Es dauert noch drei weitere Jahre, bis ich den Mut finde, etwas mit dieser Sehnsucht zu tun. Drei Jahre, in denen ich weiterhin Geldscheine zähle, Kredite bearbeite, mich zum verlässlichsten jungen Angestellten der Filiale entwickle, während in mir, leise, aber unaufhörlich, dieser eine Satz weiterarbeitet: Einfach so. Mit seinen Händen.

Als ich Herrn Brockhoff schließlich mitteile, dass ich die Lehre zwar ordentlich abschließen, aber danach die Schule noch einmal von vorne beginnen will, um mein Abitur nachzuholen, sieht er mich lange an, mit einem Ausdruck, den ich erst Jahre später als eine Mischung aus Enttäuschung und stillem Respekt deuten kann. "Sie hätten hier eine gute Zukunft gehabt", sagt er. Ich nicke. Ich weiß es. Ich gehe trotzdem.

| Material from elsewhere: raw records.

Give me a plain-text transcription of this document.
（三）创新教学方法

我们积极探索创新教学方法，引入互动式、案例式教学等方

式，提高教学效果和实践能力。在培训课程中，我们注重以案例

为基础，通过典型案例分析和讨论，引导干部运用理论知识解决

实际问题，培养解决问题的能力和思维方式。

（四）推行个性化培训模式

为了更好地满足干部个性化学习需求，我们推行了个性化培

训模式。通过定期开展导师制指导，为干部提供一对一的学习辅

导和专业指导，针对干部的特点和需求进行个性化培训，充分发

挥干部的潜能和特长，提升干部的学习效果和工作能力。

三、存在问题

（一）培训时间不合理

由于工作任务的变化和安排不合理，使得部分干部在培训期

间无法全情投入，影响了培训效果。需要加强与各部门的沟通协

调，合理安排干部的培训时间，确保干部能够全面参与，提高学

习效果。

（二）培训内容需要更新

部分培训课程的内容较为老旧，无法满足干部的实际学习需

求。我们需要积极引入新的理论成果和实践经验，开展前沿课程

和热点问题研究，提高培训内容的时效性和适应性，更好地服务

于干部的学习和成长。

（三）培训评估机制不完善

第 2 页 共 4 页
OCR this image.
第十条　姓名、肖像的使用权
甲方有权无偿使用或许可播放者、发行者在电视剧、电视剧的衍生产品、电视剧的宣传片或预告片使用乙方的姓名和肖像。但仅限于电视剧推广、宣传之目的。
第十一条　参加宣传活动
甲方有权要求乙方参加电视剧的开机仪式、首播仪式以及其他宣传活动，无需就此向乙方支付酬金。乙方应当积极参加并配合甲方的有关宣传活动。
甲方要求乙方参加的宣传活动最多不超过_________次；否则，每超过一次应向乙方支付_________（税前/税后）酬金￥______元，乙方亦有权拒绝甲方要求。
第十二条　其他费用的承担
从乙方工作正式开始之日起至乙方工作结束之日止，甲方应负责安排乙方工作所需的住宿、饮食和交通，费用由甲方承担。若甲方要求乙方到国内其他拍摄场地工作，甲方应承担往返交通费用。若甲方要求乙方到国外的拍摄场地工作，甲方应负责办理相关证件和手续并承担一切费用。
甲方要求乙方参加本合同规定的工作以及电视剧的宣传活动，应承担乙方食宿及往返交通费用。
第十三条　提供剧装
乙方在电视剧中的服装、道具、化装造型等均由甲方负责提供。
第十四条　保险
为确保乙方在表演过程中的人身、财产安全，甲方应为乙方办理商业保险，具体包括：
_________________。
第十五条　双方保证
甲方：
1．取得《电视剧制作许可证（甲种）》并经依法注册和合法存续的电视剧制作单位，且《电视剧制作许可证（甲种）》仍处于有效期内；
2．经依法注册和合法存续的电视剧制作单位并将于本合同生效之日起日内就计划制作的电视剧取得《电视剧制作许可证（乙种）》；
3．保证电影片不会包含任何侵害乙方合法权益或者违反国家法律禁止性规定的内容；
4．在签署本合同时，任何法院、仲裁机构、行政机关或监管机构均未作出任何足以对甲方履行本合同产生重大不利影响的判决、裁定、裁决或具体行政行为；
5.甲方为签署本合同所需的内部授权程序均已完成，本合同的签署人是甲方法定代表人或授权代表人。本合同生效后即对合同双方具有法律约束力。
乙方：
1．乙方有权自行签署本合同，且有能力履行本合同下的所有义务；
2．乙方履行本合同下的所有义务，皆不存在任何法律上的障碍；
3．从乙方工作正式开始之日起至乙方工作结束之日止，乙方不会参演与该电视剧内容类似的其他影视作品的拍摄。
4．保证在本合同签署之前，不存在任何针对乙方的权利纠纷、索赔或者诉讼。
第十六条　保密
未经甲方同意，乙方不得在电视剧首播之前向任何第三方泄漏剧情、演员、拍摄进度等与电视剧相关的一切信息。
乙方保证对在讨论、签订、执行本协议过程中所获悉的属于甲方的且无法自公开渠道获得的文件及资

Das Feuer knackt, ein Scheit rutscht nach, wirft einen Funken gegen das Gitter. Ich schrecke leicht zusammen, wie jedes Mal, wenn mich diese Erinnerung so unvermittelt wieder loslässt. Satie spielt noch immer leise vor sich hin. Ich nehme einen Schluck Wein, spüre, wie der junge Bankangestellte von damals in mir langsam wieder zu jenem alten Mann wird, der ich heute bin, hier, in dieser Bibliothek, mit einem Karteikasten voller Patienten, die ich nie gehabt hätte, wäre ich hinter jenem Schalter geblieben.

Ich lehne mich zurück, schließe kurz die Augen, und lasse die nächste Erinnerung kommen: das Comenius-Kolleg in Mettingen, drei Jahre später, ein Klassenraum voller Erwachsener, die alle, jeder auf seine eigene, oft schmerzhafte Weise, noch einmal von vorne beginnen.